Can you tell us about your new album?

Stockholm Jazz Orchestra functions more like a jazz collective than a big band. I am surrounded by accomplished soloists, composers, and bandleaders, each with a career extending far beyond Sweden’s borders. With this album, Horizon, I delve even deeper into my vision of creating freedom for the band’s members, much like a piano trio or quartet, but all within the framework that personifies a big band.

One of the most remarkable comments I received following a concert with the Stockholm Jazz Orchestra during our South Africa tour in 2017 was from a young female music student. She was genuinely fascinated by how we, as a big band, could perform the music as if it were a quartet. In retrospect, I now realize that all the music I compose for larger ensembles aims to provide a sense of personal involvement for everyone and allows space for each individual’s unique personality.

Horizon contains 9 tracks, where all the songs or arrangements are dedicated and specially written for a soloist and a member of our band.
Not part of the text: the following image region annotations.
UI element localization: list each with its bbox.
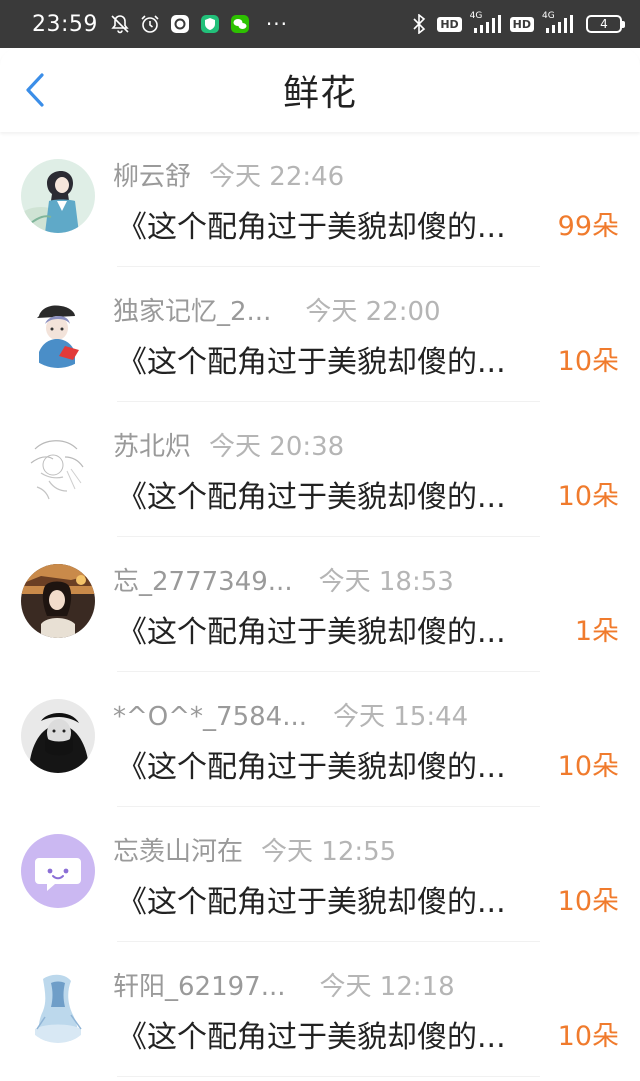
status-icons-right: HD 4G HD 4G 4 (409, 11, 625, 34)
sender-meta: 忘_2777349... 今天 18:53 (113, 561, 454, 598)
shield-icon (200, 14, 220, 34)
more-notifications-indicator: ··· (265, 12, 288, 36)
flower-count: 10朵 (557, 1021, 619, 1052)
list-item[interactable]: 忘_2777349... 今天 18:53 《这个配角过于美貌却傻的... 1朵 (0, 537, 640, 672)
avatar[interactable] (21, 564, 95, 638)
book-title: 《这个配角过于美貌却傻的... (117, 885, 506, 920)
sender-name[interactable]: 独家记忆_2... (113, 291, 271, 328)
sender-meta: 轩阳_62197... 今天 12:18 (113, 966, 455, 1003)
status-bar: 23:59 ··· HD 4G HD 4G 4 (0, 0, 640, 48)
flower-count: 10朵 (557, 751, 619, 782)
avatar[interactable] (21, 159, 95, 233)
book-title: 《这个配角过于美貌却傻的... (117, 345, 506, 380)
hd-badge: HD (509, 16, 534, 32)
avatar[interactable] (21, 834, 95, 908)
book-title: 《这个配角过于美貌却傻的... (117, 210, 506, 245)
list-item[interactable]: 忘羡山河在 今天 12:55 《这个配角过于美貌却傻的... 10朵 (0, 807, 640, 942)
flower-gift-list: 柳云舒 今天 22:46 《这个配角过于美貌却傻的... 99朵 独家记忆_2.… (0, 132, 640, 1077)
hd-badge: HD (437, 16, 462, 32)
divider (117, 1076, 540, 1077)
flower-count: 10朵 (557, 346, 619, 377)
bell-off-icon (110, 14, 130, 34)
avatar[interactable] (21, 699, 95, 773)
battery-icon: 4 (586, 15, 625, 33)
sender-name[interactable]: 柳云舒 (113, 156, 191, 193)
page-title: 鲜花 (282, 73, 357, 114)
sender-meta: 苏北炽 今天 20:38 (113, 426, 344, 463)
avatar[interactable] (21, 969, 95, 1043)
flower-count: 1朵 (574, 616, 619, 647)
avatar[interactable] (21, 429, 95, 503)
sender-name[interactable]: *^O^*_7584... (113, 702, 307, 732)
timestamp: 今天 22:00 (305, 297, 441, 327)
sender-meta: 忘羡山河在 今天 12:55 (113, 831, 396, 868)
signal-icon: 4G (469, 11, 502, 34)
list-item[interactable]: 柳云舒 今天 22:46 《这个配角过于美貌却傻的... 99朵 (0, 132, 640, 267)
list-item[interactable]: 独家记忆_2... 今天 22:00 《这个配角过于美貌却傻的... 10朵 (0, 267, 640, 402)
network-type: 4G (469, 11, 483, 21)
list-item[interactable]: 轩阳_62197... 今天 12:18 《这个配角过于美貌却傻的... 10朵 (0, 942, 640, 1077)
flower-count: 10朵 (557, 886, 619, 917)
wechat-icon (230, 14, 250, 34)
flower-count: 99朵 (557, 211, 619, 242)
nav-header: 鲜花 (0, 48, 640, 132)
sender-name[interactable]: 苏北炽 (113, 426, 191, 463)
flower-count: 10朵 (557, 481, 619, 512)
avatar[interactable] (21, 294, 95, 368)
signal-icon: 4G (542, 11, 574, 34)
book-title: 《这个配角过于美貌却傻的... (117, 750, 506, 785)
bluetooth-icon (409, 14, 429, 34)
timestamp: 今天 12:18 (319, 972, 455, 1002)
sender-name[interactable]: 忘_2777349... (113, 561, 293, 598)
sender-meta: 柳云舒 今天 22:46 (113, 156, 344, 193)
book-title: 《这个配角过于美貌却傻的... (117, 480, 506, 515)
timestamp: 今天 15:44 (333, 702, 469, 732)
status-icons-left (110, 14, 250, 34)
sender-meta: 独家记忆_2... 今天 22:00 (113, 291, 441, 328)
timestamp: 今天 22:46 (209, 162, 345, 192)
app-icon (170, 14, 190, 34)
sender-name[interactable]: 忘羡山河在 (113, 831, 243, 868)
book-title: 《这个配角过于美貌却傻的... (117, 615, 506, 650)
chevron-left-icon (24, 72, 46, 112)
sender-name[interactable]: 轩阳_62197... (113, 966, 286, 1003)
timestamp: 今天 12:55 (261, 837, 397, 867)
status-time: 23:59 (32, 11, 98, 37)
back-button[interactable] (18, 72, 52, 112)
network-type: 4G (542, 11, 555, 21)
alarm-icon (140, 14, 160, 34)
timestamp: 今天 20:38 (209, 432, 345, 462)
timestamp: 今天 18:53 (318, 567, 454, 597)
list-item[interactable]: 苏北炽 今天 20:38 《这个配角过于美貌却傻的... 10朵 (0, 402, 640, 537)
sender-meta: *^O^*_7584... 今天 15:44 (113, 696, 468, 733)
book-title: 《这个配角过于美貌却傻的... (117, 1020, 506, 1055)
list-item[interactable]: *^O^*_7584... 今天 15:44 《这个配角过于美貌却傻的... 1… (0, 672, 640, 807)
It’s a significant challenge but also a privilege to write for some of the members I’ve not only toured with for almost 20 years but also consider close friends. I aim to create a musical framework where the soloist feels completely liberated while also allowing myself to communicate and challenge through the large ensemble.

What other projects are you currently involved in?
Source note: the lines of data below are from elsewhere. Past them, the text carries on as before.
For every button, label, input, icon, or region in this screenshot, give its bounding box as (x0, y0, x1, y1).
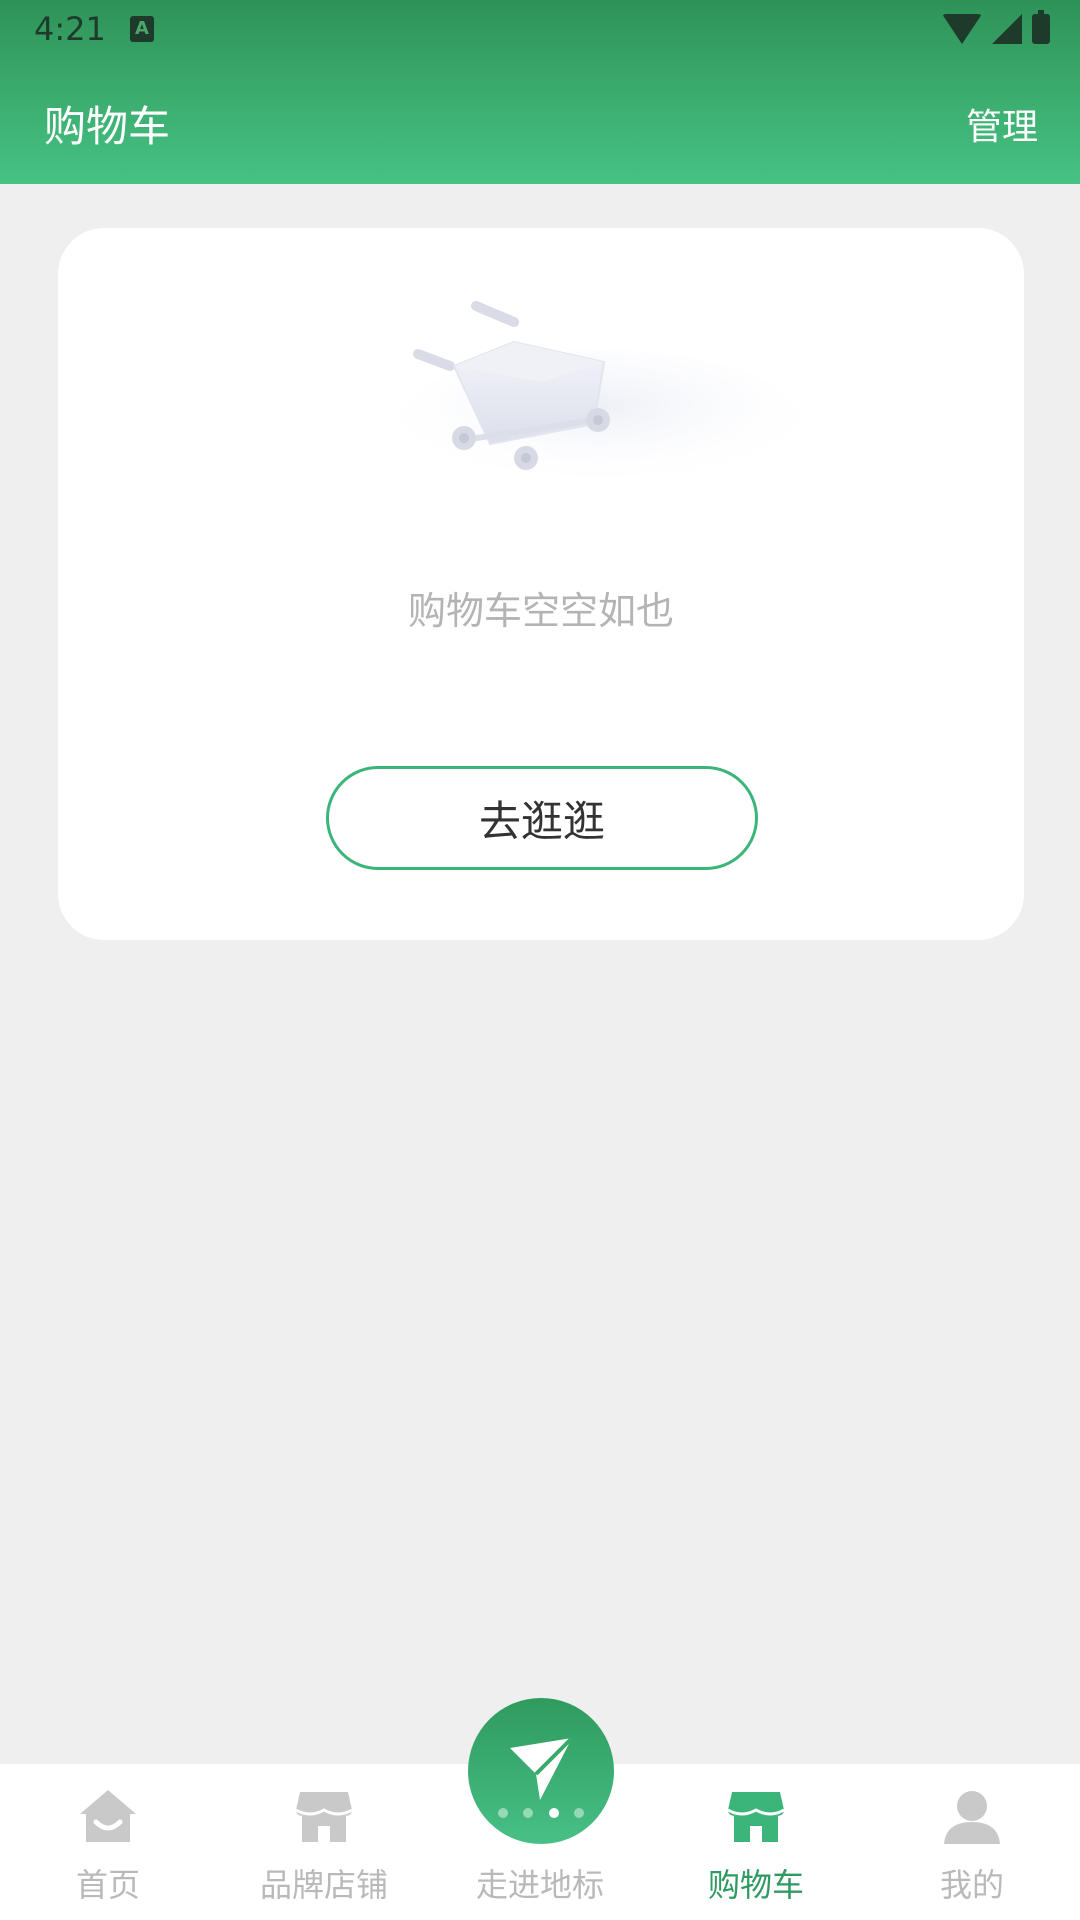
landmark-navigate-icon (510, 1736, 574, 1800)
carousel-dots (498, 1808, 584, 1822)
manage-button[interactable]: 管理 (966, 98, 1038, 150)
battery-icon (1032, 10, 1050, 44)
signal-icon (992, 14, 1022, 44)
status-bar: 4:21 A (0, 0, 1080, 58)
landmark-center-button[interactable] (468, 1698, 614, 1844)
user-icon (944, 1791, 1000, 1844)
carousel-dot-active (548, 1808, 559, 1818)
wifi-icon (942, 14, 982, 44)
store-icon (295, 1792, 353, 1842)
tab-brand-stores[interactable]: 品牌店铺 (216, 1764, 432, 1920)
carousel-dot (573, 1808, 584, 1818)
status-icons (942, 10, 1050, 46)
cart-store-icon (727, 1792, 785, 1842)
carousel-dot (498, 1808, 508, 1818)
tab-home-label: 首页 (75, 1866, 140, 1904)
tab-home[interactable]: 首页 (0, 1764, 216, 1920)
tab-brand-stores-label: 品牌店铺 (259, 1866, 388, 1904)
status-time: 4:21 (34, 10, 106, 48)
carousel-dot (523, 1808, 534, 1818)
home-icon (80, 1790, 136, 1842)
page-title: 购物车 (44, 102, 171, 151)
empty-cart-card: 购物车空空如也 去逛逛 (58, 228, 1024, 940)
go-shopping-button[interactable]: 去逛逛 (326, 766, 758, 870)
tab-landmark-label: 走进地标 (475, 1866, 604, 1904)
tab-profile[interactable]: 我的 (864, 1764, 1080, 1920)
tab-cart[interactable]: 购物车 (648, 1764, 864, 1920)
app-header: 4:21 A 购物车 管理 (0, 0, 1080, 184)
notification-a-icon: A (130, 16, 154, 42)
tab-profile-label: 我的 (939, 1866, 1004, 1904)
empty-cart-message: 购物车空空如也 (407, 589, 674, 633)
shopping-cart-icon (400, 301, 800, 486)
tab-cart-label: 购物车 (707, 1866, 804, 1904)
Already next week, I’m flying over to London to spend three days in the studio with the renowned singer and artist Claire Martin. I’ve had the privilege of working side by side with her as a pianist for several years around the world. A new album is in the works, set to be released in the fall of 2024 on Stunt Records, featuring guests like Joe Locke, vibraphone and an all-Swedish piano trio (Daniel Fredriksson – drums and Niklas Fernqvist – bass).

I also look forward to bringing out the double bass and commencing on a more extended tour this spring with pianist Joey Calderazzo in Northern Europe. A musician I’ve known and collaborated with for more than ten years, yet I’m fascinated every time by his inexhaustible well of ideas. But the current priority, of course, is to take my big band music out into the world. The financial reality catches up when dealing with 16 people on tour, but my overarching goal is for us to make our way to the UK and Germany during the fall of ’24.

What are you currently listening to and what was the last CD or download you bought?

The latest album I bought was probably Nduduzo Makhathini – In the spirit of Ntu, a close friend of mine who is an exceptional pianist and composer from South Africa.

Emma Rawicz – Chroma, Emma, an incredible saxophonist and progressive composer, whom I’ve had the opportunity to witness live throughout the year.

Even though I come from “the land of Spotify” (Sweden), I still prefer physical copies. I miss the old record stores, of course, but I spend a lot of time on the Bandcamp platform where it’s easy to discover new, more niche music. When, like me, one travels extensively, I always seize the opportunity to discover and be inspired by new music on the local scene.

What is your all-time favourite album and why?

“What is jazz?” – the question that we’ve been attempting to answer since the inception of jazz, with very mixed results. Instead of attempting a contrived and lengthy response, I usually fetch a copy of Miles Davis – Kind of Blue, saying, “I don’t know, but for me, this is the sound of Jazz music.

Even though it’s among my early records, I still find myself astonished and overwhelmed by the music created on this day, March 2, 1959, at Columbia Studios NYC. It continues to inspire me for new music, which probably emerges now and then in much of my productions. I also had the great privilege of playing and working with the master drummer Jimmy Cobb, who is the drummer on the legendary album, adding an extra dimension for me personally.

Who has caught you attention recently that we should be listening out for?

When I’m in my hometown, Stockholm, I occasionally work as a teacher at the Royal Conservatory, where I get the chance to meet young jazz musicians at the beginning of their careers. For all of you who believe that jazz is facing its demise, I can announce that it’s quite the opposite. Wherever you go in the city, there’s a jam or concert featuring young musicians playing at an incredibly high level, and with a passion that will keep the music alive for a long time to come.